Él sonrió y sacudió la cabeza.
—¿No deberíamos estar pensando en cómo vamos a pintar el arcoíris en estas paredes?
Decidieron que empezarían por el naranja justo debajo del tejado rojo, y continuarían hacia abajo con azul y púrpura, para terminar con verde en la base. Cuando se secó el tapa poros, se pusieron a ello. Tras algunos intentos, acordaron que él sujetaría el cartón protector y ella usaría los espráis. Mientras trabajaban, hablaron de temas neutros, sobre todo de los mellizos y su primera semana de colegio. Paula disfrutó enormemente de la actividad, cosa que le sorprendió, teniendo en cuenta que hacía tiempo había querido compartir algo así con Daniel. Había sido tan tonta como para imaginar que Daniel y ella pintarían la habitación de su primer bebé, y hasta había elegido los colores. Qué extraño que aquel teatro de marionetas le inspirara casi tanto como su viejo sueño.
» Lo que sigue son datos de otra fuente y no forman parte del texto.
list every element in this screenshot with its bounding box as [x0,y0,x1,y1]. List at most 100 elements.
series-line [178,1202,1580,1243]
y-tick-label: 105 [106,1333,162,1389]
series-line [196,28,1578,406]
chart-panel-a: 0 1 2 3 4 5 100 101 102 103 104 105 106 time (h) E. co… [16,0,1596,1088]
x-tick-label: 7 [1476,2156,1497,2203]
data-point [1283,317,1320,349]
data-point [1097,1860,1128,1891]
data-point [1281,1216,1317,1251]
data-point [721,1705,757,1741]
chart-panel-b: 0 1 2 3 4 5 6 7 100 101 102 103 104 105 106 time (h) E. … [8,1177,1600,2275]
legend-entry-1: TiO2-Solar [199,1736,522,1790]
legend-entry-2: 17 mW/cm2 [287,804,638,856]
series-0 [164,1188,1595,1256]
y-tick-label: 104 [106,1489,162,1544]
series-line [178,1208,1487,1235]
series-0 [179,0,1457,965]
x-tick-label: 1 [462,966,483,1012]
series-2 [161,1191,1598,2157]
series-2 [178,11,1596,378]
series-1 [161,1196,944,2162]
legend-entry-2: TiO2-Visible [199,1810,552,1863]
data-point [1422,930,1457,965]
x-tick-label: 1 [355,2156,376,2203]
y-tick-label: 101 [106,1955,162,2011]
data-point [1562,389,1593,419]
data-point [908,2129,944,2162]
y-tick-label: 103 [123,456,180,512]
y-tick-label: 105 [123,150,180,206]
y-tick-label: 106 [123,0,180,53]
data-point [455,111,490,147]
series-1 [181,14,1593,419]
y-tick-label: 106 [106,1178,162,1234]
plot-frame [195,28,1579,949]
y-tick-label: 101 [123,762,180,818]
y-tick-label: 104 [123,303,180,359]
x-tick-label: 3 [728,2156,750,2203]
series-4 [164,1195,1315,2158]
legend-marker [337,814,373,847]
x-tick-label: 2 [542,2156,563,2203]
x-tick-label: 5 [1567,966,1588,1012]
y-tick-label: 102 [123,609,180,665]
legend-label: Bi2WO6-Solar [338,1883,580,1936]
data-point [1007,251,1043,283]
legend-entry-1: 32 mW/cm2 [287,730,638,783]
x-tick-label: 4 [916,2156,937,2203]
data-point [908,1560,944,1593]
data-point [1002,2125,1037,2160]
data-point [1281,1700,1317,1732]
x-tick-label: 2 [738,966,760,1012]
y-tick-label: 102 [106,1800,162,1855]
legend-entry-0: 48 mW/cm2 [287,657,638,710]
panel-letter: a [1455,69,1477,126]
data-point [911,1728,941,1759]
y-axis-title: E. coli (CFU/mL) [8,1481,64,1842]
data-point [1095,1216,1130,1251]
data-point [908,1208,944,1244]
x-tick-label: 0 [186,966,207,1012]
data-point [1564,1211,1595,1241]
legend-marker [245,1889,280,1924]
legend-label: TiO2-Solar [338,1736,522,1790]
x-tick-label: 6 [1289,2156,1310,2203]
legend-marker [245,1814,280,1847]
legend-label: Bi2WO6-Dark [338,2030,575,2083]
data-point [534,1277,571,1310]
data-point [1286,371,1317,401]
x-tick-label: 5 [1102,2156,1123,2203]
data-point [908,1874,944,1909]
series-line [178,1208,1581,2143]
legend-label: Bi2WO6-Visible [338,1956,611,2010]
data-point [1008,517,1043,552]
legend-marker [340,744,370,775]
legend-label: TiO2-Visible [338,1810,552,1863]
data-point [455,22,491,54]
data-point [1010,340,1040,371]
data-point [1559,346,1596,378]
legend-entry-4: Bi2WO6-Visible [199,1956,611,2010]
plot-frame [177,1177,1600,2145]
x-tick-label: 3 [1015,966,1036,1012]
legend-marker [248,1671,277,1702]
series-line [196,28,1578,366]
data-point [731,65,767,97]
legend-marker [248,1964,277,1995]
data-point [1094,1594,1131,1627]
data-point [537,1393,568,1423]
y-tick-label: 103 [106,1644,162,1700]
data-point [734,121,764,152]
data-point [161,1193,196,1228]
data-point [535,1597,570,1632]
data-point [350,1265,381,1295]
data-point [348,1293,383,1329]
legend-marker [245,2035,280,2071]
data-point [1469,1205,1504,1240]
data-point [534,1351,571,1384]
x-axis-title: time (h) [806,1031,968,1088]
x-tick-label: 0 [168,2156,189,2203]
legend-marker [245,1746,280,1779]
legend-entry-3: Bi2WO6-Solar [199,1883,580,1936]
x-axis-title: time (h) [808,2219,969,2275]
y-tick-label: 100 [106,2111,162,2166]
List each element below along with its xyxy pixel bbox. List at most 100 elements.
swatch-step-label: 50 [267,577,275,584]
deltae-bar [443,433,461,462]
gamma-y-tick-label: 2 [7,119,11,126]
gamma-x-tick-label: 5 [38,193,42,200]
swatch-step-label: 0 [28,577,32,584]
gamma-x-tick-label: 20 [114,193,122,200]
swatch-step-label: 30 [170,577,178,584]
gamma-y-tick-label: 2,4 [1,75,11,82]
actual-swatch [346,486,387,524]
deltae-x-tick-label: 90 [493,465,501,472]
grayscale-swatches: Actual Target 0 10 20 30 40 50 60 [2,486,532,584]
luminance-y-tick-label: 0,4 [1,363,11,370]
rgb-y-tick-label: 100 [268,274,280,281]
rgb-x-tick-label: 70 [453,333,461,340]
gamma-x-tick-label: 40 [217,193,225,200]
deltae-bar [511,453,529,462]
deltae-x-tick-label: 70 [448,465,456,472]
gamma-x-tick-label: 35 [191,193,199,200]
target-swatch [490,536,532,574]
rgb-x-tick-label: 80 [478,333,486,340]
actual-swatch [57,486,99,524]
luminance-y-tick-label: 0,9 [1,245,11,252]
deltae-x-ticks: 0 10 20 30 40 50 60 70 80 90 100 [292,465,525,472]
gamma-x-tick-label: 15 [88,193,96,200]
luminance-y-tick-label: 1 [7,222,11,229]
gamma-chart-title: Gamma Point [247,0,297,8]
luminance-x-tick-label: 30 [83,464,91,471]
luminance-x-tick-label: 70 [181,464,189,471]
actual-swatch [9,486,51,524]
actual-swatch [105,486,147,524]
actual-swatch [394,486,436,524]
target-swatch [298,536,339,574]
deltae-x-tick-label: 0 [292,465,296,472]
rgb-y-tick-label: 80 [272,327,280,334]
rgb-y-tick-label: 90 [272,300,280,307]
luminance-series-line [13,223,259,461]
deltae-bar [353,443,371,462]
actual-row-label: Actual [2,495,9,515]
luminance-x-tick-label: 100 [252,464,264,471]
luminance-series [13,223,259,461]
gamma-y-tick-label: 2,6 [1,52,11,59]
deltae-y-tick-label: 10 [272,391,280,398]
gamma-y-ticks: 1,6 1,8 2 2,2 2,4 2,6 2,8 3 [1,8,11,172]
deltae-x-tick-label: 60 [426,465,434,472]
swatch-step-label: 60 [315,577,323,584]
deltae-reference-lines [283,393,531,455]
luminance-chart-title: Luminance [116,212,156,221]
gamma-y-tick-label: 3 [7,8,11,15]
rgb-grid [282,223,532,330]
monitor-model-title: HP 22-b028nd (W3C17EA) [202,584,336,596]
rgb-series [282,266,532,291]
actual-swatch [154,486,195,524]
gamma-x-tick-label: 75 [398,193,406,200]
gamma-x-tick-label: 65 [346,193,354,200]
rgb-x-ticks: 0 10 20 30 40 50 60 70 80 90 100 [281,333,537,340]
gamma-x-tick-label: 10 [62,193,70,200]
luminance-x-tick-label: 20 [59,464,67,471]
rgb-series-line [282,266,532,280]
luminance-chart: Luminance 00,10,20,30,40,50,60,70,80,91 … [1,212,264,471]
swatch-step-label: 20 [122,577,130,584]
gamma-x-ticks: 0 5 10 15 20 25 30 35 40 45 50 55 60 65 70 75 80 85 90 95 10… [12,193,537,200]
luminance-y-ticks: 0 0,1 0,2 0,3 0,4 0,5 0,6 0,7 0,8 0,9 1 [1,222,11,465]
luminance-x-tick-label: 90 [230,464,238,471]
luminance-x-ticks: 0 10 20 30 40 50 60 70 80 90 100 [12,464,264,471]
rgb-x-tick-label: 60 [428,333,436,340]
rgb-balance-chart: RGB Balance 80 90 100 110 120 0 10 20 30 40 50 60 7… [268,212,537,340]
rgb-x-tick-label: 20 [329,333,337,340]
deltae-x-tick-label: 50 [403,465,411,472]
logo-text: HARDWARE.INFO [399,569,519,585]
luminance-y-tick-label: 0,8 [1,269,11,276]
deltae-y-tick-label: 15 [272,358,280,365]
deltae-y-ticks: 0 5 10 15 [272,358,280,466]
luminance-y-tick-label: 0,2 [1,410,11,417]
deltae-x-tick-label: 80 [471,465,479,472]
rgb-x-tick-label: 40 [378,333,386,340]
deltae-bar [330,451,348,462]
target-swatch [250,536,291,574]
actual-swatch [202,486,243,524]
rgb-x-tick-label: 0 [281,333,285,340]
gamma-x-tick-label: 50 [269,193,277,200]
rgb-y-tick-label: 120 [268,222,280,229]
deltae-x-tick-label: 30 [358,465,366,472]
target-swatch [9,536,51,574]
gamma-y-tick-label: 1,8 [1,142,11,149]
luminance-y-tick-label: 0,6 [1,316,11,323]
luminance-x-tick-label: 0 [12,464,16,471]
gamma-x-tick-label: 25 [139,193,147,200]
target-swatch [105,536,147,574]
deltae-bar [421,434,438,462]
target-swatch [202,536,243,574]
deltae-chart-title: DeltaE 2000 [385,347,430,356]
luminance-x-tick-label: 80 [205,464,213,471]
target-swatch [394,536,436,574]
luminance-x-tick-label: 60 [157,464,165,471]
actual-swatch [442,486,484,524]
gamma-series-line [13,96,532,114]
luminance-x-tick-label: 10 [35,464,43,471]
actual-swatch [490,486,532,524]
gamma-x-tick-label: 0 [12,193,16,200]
El domingo por la mañana, Pedro se levantó al amanecer y atravesó el césped helado hasta la nave donde guardaba el teatro de marionetas, con las paredes arcoíris y el telón de terciopelo rojo. Sonrió al verlo. Resultaba alegre y muy profesional. Casi como el lugar al que habían llevado a los niños en Nueva York. A los niños iba a encantarles. Y todo gracias a Paula. Sin ella, no habría sabido que existía algo así. Ni habría disfrutado tanto decorándolo. Era muy agradable estar a su lado. No le extrañaba que a Camila y Nicolás les encantara el colegio, con Paula ayudándolos a que fuera divertido. ¿Cómo reaccionarían cuando ella se marchara?